7. Tanganyika laughter epidemic of 1962
In what was once Tanganyika, but is now Tanzania, three girls began laughing at their boarding school and the joy was so infectious. Soon, 95 of the 159 pupils joined in. Some only laughed for a few hours, others as long as 16 days. The school had to be closed, but that didn’t stop the laughter from spreading to the next village over. Months later, another laughing outbreak occurred, this time effecting 217 people.
8. The June bug epidemic
Around 62 workers in the dressmaking department at a U.S. textile factory in 1962 were suddenly affected by a mysterious disease. It caused numbness, nausea, headaches, and vomiting. The employees believed the illness had come from being bitten by June bugs, but in reality, it was likely just a case of mass hysteria spurred by stress.
9. The Blackburn faintings
In 1965, several girls from a school in Blackburn, England, began complaining of dizziness, and many fainted.
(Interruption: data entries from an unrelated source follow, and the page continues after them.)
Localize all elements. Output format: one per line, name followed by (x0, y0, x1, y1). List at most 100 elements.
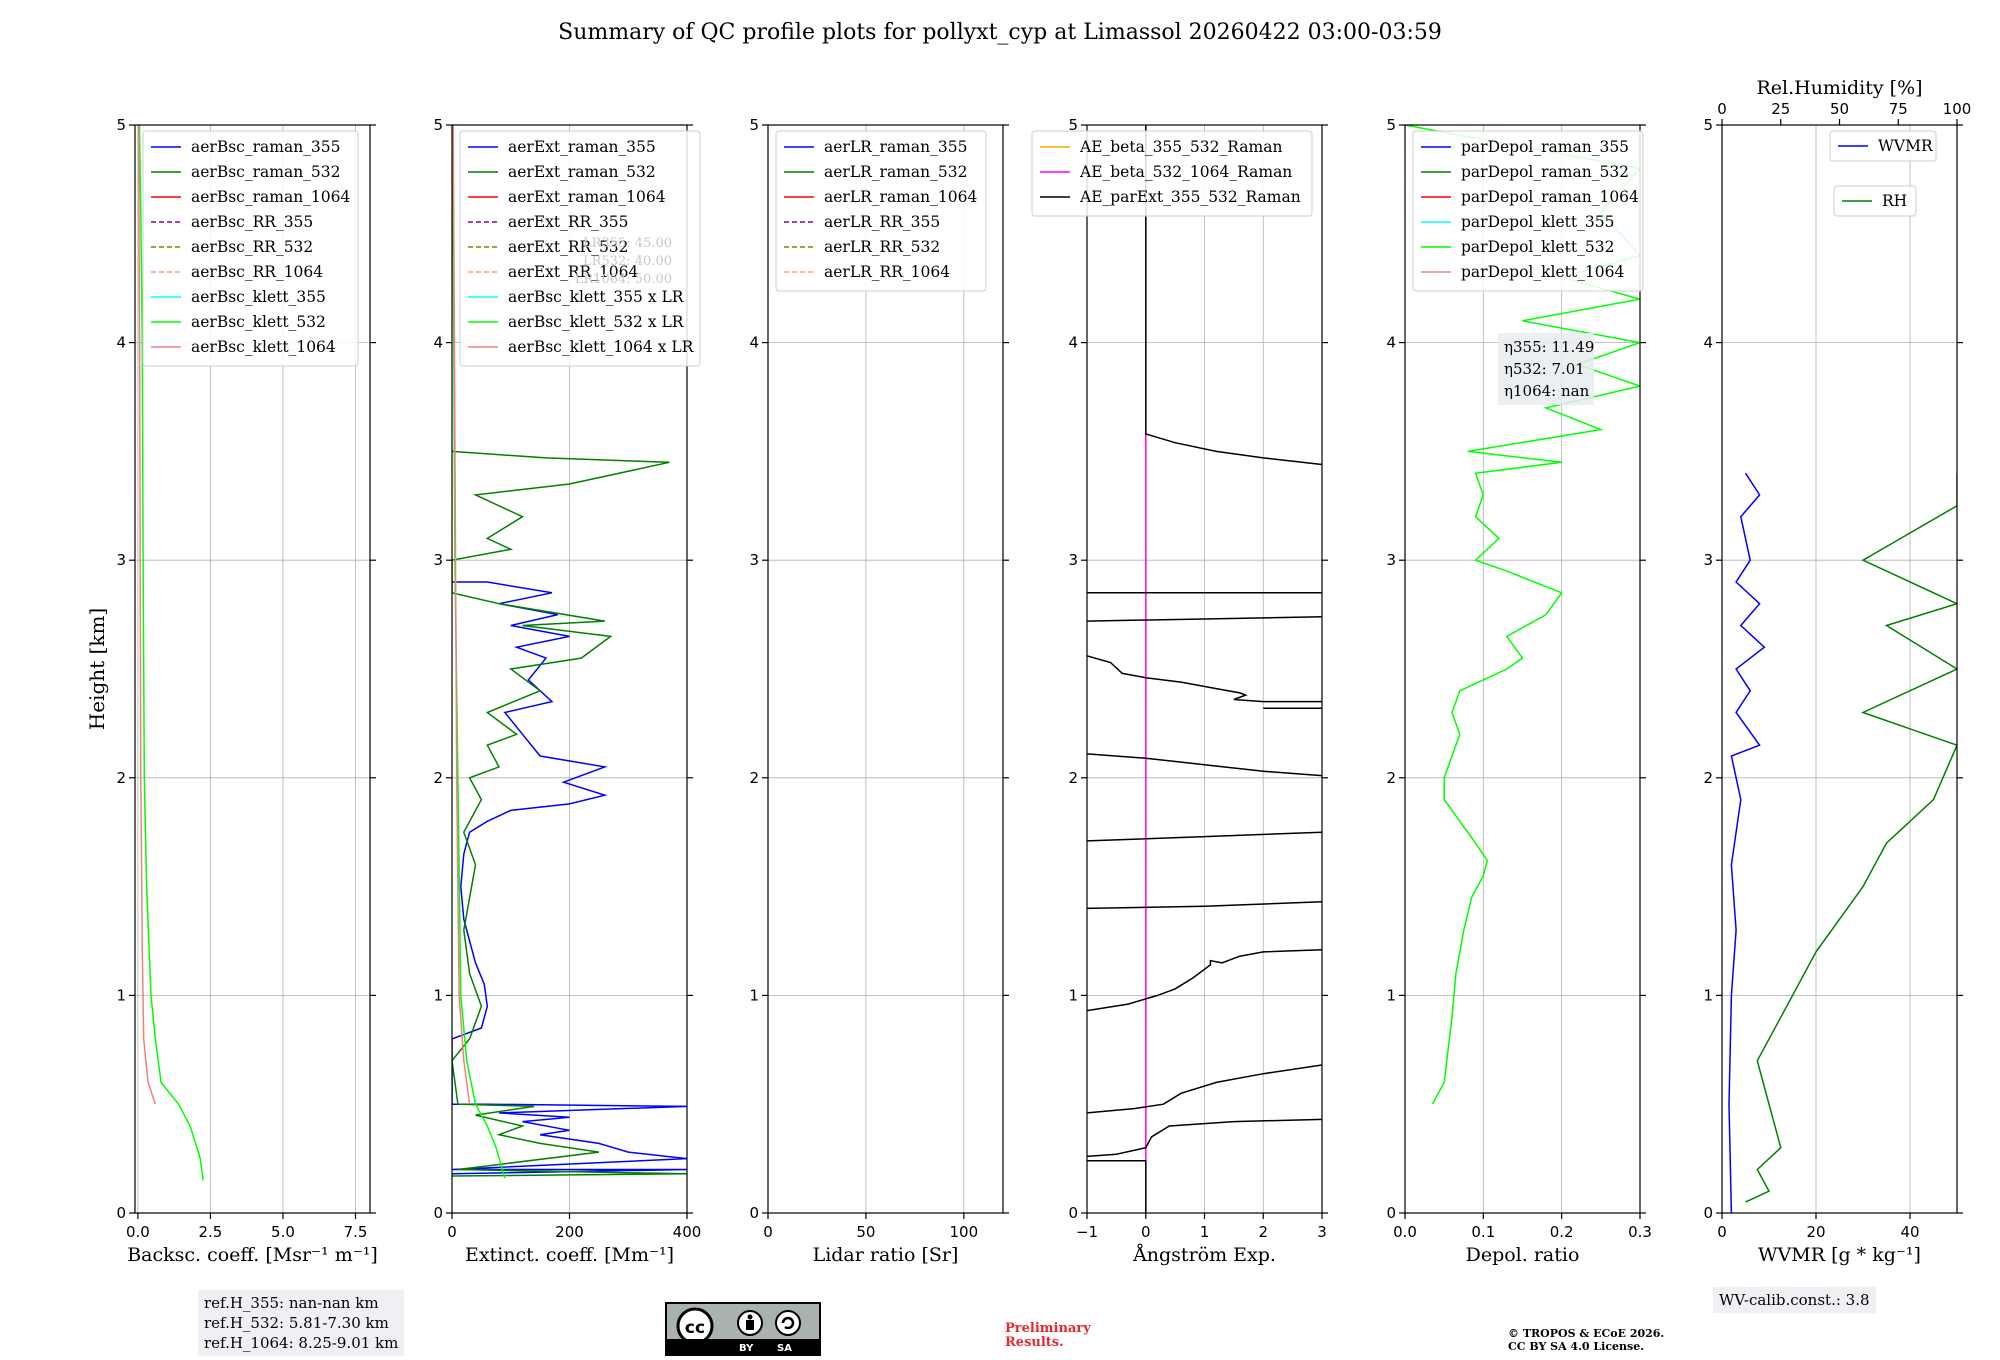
legend-box (142, 130, 359, 367)
series-line-ae-parext-355-532-raman-l- (1145, 125, 1322, 466)
x-tick-label: 3 (1317, 1223, 1327, 1241)
legend: parDepol_raman_355 parDepol_raman_532 parD… (1412, 130, 1644, 292)
legend-label: parDepol_klett_532 (1461, 238, 1614, 256)
legend-label: aerBsc_klett_1064 x LR (508, 338, 695, 356)
x-tick-label: 0.1 (1471, 1223, 1495, 1241)
series-line-aerbsc-klett-1064 (137, 125, 157, 1105)
cc-by-label: BY (739, 1343, 754, 1354)
legend: aerExt_raman_355 aerExt_raman_532 aerExt_r… (459, 130, 701, 367)
legend-label: parDepol_raman_355 (1461, 138, 1629, 156)
x-tick-label: 0.0 (1393, 1223, 1417, 1241)
chart-title: Summary of QC profile plots for pollyxt_… (558, 20, 1442, 45)
series-line-aerbsc-klett-1064-x-lr (452, 125, 471, 1105)
x-axis-label: Extinct. coeff. [Mm⁻¹] (465, 1244, 674, 1266)
series-line-aerext-raman-532 (452, 450, 687, 1177)
series-group (452, 125, 687, 1179)
series-line-ae-parext-355-532-raman-b- (1087, 1118, 1322, 1158)
panel-frame (134, 124, 371, 1214)
series-group (1728, 472, 1957, 1213)
legend-label: parDepol_klett_1064 (1461, 263, 1624, 281)
series-line-ae-parext-355-532-raman-e- (1087, 901, 1322, 910)
series-line-ae-parext-355-532-raman-a- (1087, 1160, 1147, 1213)
series-group (1087, 125, 1322, 1213)
legend-label: aerBsc_klett_532 (191, 313, 326, 331)
wv-calib-box: WV-calib.const.: 3.8 (1713, 1287, 1876, 1313)
cc-license-badge: cc BY SA (665, 1302, 821, 1356)
legend-label: aerBsc_raman_1064 (191, 188, 351, 206)
top-x-tick-label: 100 (1943, 100, 1972, 118)
y-tick-label: 5 (1068, 116, 1078, 134)
series-line-ae-parext-355-532-raman-c- (1087, 1064, 1322, 1114)
legend: aerLR_raman_355 aerLR_raman_532 aerLR_rama… (775, 130, 987, 292)
series-group (1405, 125, 1640, 1105)
y-tick-label: 4 (1068, 334, 1078, 352)
legend-label: AE_parExt_355_532_Raman (1079, 188, 1301, 206)
series-line-wvmr (1728, 472, 1766, 1213)
legend: RH (1833, 185, 1917, 217)
legend-box (775, 130, 987, 292)
cc-icon: cc (685, 1318, 705, 1338)
y-tick-label: 1 (749, 986, 759, 1004)
y-tick-label: 2 (1386, 769, 1396, 787)
legend-label: WVMR (1878, 137, 1934, 155)
legend: WVMR (1829, 130, 1937, 162)
legend-label: aerExt_RR_532 (508, 238, 629, 256)
lr-note: LR532: 40.00 (583, 254, 672, 269)
legend-label: aerBsc_klett_532 x LR (508, 313, 685, 331)
legend-label: aerBsc_raman_355 (191, 138, 341, 156)
y-tick-label: 0 (1386, 1204, 1396, 1222)
preliminary-line-1: Preliminary (1005, 1321, 1091, 1336)
y-tick-label: 5 (1703, 116, 1713, 134)
y-tick-label: 3 (116, 551, 126, 569)
legend-label: RH (1882, 192, 1907, 210)
eta-note: η355: 11.49 η532: 7.01 η1064: nan (1498, 333, 1594, 405)
series-line-aerbsc-klett-532 (138, 125, 204, 1181)
copyright-line-2: CC BY SA 4.0 License. (1508, 1340, 1645, 1353)
x-tick-label: 0 (1717, 1223, 1727, 1241)
x-tick-label: 20 (1806, 1223, 1825, 1241)
x-tick-label: 100 (950, 1223, 979, 1241)
y-tick-label: 1 (1068, 986, 1078, 1004)
y-tick-label: 5 (433, 116, 443, 134)
y-tick-label: 2 (116, 769, 126, 787)
series-line-ae-parext-355-532-raman-g- (1087, 753, 1322, 777)
legend-label: aerLR_RR_1064 (824, 263, 950, 281)
legend-label: aerBsc_RR_1064 (191, 263, 323, 281)
legend-label: aerExt_RR_1064 (508, 263, 639, 281)
y-axis-label: Height [km] (85, 608, 109, 730)
legend-label: parDepol_raman_1064 (1461, 188, 1639, 206)
legend-box (1829, 130, 1937, 162)
y-tick-label: 0 (749, 1204, 759, 1222)
top-x-tick-label: 0 (1717, 100, 1727, 118)
panel-frame (1404, 124, 1641, 1214)
eta-note-line: η355: 11.49 (1504, 338, 1594, 356)
x-tick-label: −1 (1076, 1223, 1098, 1241)
legend-box (459, 130, 701, 367)
top-x-tick-label: 50 (1830, 100, 1849, 118)
series-line-pardepol-klett-532 (1405, 125, 1640, 1105)
y-tick-label: 0 (1703, 1204, 1713, 1222)
legend-label: aerLR_raman_355 (824, 138, 967, 156)
x-axis-label: Depol. ratio (1466, 1244, 1580, 1266)
eta-note-line: η1064: nan (1504, 382, 1590, 400)
x-tick-label: 400 (673, 1223, 702, 1241)
secondary-x-axis-label: Rel.Humidity [%] (1756, 77, 1922, 99)
cc-sa-label: SA (777, 1343, 792, 1354)
legend-label: aerBsc_raman_532 (191, 163, 341, 181)
series-line-ae-parext-355-532-raman-f- (1087, 831, 1322, 842)
x-tick-label: 2.5 (199, 1223, 223, 1241)
y-tick-label: 5 (749, 116, 759, 134)
y-tick-label: 3 (749, 551, 759, 569)
x-axis-label: Lidar ratio [Sr] (813, 1244, 959, 1266)
x-tick-label: 0.3 (1628, 1223, 1652, 1241)
y-tick-label: 1 (116, 986, 126, 1004)
preliminary-note: Preliminary Results. (1005, 1322, 1091, 1350)
legend-label: aerBsc_RR_355 (191, 213, 313, 231)
x-tick-label: 200 (555, 1223, 584, 1241)
x-tick-label: 50 (856, 1223, 875, 1241)
legend-label: aerExt_raman_532 (508, 163, 656, 181)
ref-height-1064: ref.H_1064: 8.25-9.01 km (204, 1334, 399, 1352)
panel-2: 0 200 400 0 1 2 3 4 5 Extinct. coeff. [Mm⁻¹] aerEx… (433, 116, 701, 1266)
series-line-rh (1745, 473, 1957, 1203)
Within hours, 85 girls had to be rushed to the hospital after fainting. A year later, it was determined that a recent polio outbreak had caused mass hysteria amongst the girls of Blackburn.
10. Mount Pleasant “hexing”
In 1976, 15 students at a school in Mount Pleasant, Mississippi, fell to the ground and began writhing in pain. School officials and police suspected it might have had something to do with drugs, but there was no evidence to suggest this. The students believed it to be some sort of curse and one-third of the school’s students stayed home one day so as not to be “hexed.”
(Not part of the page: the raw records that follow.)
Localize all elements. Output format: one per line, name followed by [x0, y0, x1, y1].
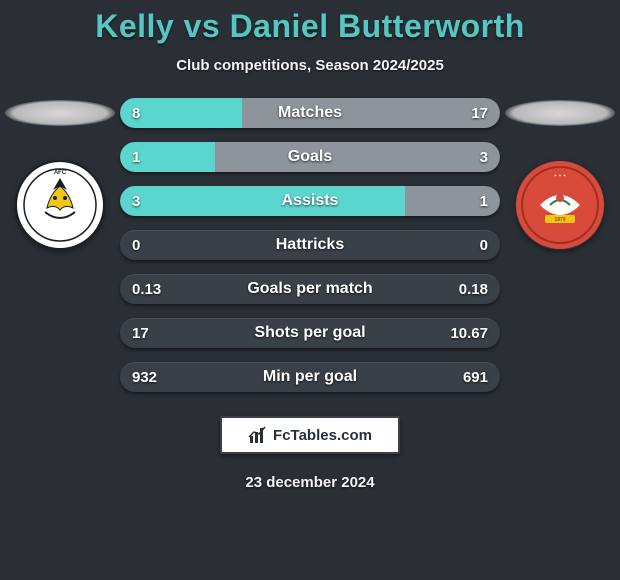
stat-fill-left — [120, 142, 215, 172]
stat-value-right: 0 — [480, 230, 488, 260]
stat-label: Min per goal — [120, 362, 500, 392]
branding-badge: FcTables.com — [220, 416, 400, 454]
stat-value-left: 932 — [132, 362, 157, 392]
chart-icon — [248, 425, 268, 445]
player-left-column: AFC — [0, 94, 120, 250]
stat-label: Hattricks — [120, 230, 500, 260]
player-right-avatar-placeholder — [505, 100, 615, 126]
stat-row: Min per goal932 691 — [120, 362, 500, 392]
stat-row: Assists31 — [120, 186, 500, 216]
stat-row: Goals13 — [120, 142, 500, 172]
stat-row: Goals per match0.13 0.18 — [120, 274, 500, 304]
stat-value-left: 0 — [132, 230, 140, 260]
stat-value-right: 0.18 — [459, 274, 488, 304]
player-right-column: 1879 ⋆ ⋆ ⋆ — [500, 94, 620, 250]
stat-value-left: 0.13 — [132, 274, 161, 304]
stat-row: Matches817 — [120, 98, 500, 128]
stat-label: Shots per goal — [120, 318, 500, 348]
stat-fill-left — [120, 98, 242, 128]
subtitle: Club competitions, Season 2024/2025 — [0, 57, 620, 74]
stat-fill-left — [120, 186, 405, 216]
stat-value-right: 10.67 — [450, 318, 488, 348]
stat-value-left: 17 — [132, 318, 149, 348]
svg-text:AFC: AFC — [54, 170, 67, 176]
stat-row: Hattricks0 0 — [120, 230, 500, 260]
svg-text:⋆ ⋆ ⋆: ⋆ ⋆ ⋆ — [554, 173, 566, 179]
stat-fill-right — [242, 98, 500, 128]
player-left-avatar-placeholder — [5, 100, 115, 126]
svg-text:1879: 1879 — [554, 217, 565, 223]
stat-label: Goals per match — [120, 274, 500, 304]
player-left-club-badge: AFC — [15, 160, 105, 250]
comparison-stage: AFC 1879 ⋆ ⋆ ⋆ Matches817 Goals13 Assists3… — [0, 94, 620, 392]
stat-bars: Matches817 Goals13 Assists31 Hattricks0 0 Goa… — [120, 94, 500, 392]
branding-text: FcTables.com — [273, 427, 372, 444]
stat-row: Shots per goal17 10.67 — [120, 318, 500, 348]
stat-fill-right — [215, 142, 500, 172]
player-right-club-badge: 1879 ⋆ ⋆ ⋆ — [515, 160, 605, 250]
date-text: 23 december 2024 — [0, 474, 620, 491]
stat-fill-right — [405, 186, 500, 216]
stat-value-right: 691 — [463, 362, 488, 392]
page-title: Kelly vs Daniel Butterworth — [0, 0, 620, 45]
11. West Bank fainting epidemic
A whopping 943 Palestinian girls and women randomly fainted in the West Bank in 1983. Of course, Israel was accused of using chemical warfare on the girls. Israel, in turn, blamed the Palestinians for poisoning their own people in order to frame them. In reality, only around 20% may have breathed in something toxic, the remaining 80% we consumed by hysteria.
12. Kosovo student poisoning
In 1990, thousands of young people in Kosovo were believed to have been made sick by toxic gases. Doctors never could quite figure out what exactly was poisoning them, so the theory that this was just one massive case of hysteria may be the closest thing we have to the truth.
13. Pokémon panic
In Pokémon’s first season, there is one episode that never aired in the U.S. due to an outbreak of nausea and seizures that affected 12,000 Japanese children after they watched it in 1997. The episode, “Dennō Senshi Porygon” (aka “Cyber Soldier Porygon”) featured bright flashing lights that some believe caused the seizures. Others believe this was a simple case of mass hysteria.
14. “Strawberries With Sugar” virus
In 2006, a Portuguese teen soap opera called “Morangos com Açúcar” aired an episode where the characters were afflicted with a terrible disease. Sure enough, more than 300 children who watched the episode began to think they themselves were suffering from this illness. Several schools had to be closed in order to quell the perceived outbreak.
15. Charlie Charlie challenge
Though a version of the game had been popular in South America for generations, it really took off recently with the hashtag #CharlieCharlieChallenge. The game involves asking questions of some kind of supernatural being named Charlie. Charlie is supposed to answer by directing the movement of two pencils stacked on top of each other. In 2015, four young people in Tunja, Colombia, were sent to the hospital after believing they had been possessed by Charlie. A similar thing happened to teens in the Dominican Republic.
As much as we’d probably all like to think that we’re too smart for something like this to happen to us, keep in mind, many times this sort of hysteria causes your body to actually feel the perceived effects of the mystery illness or spirit possession. The brain figures, “Everyone around you is freaking out, why shouldn’t you be doing the same?”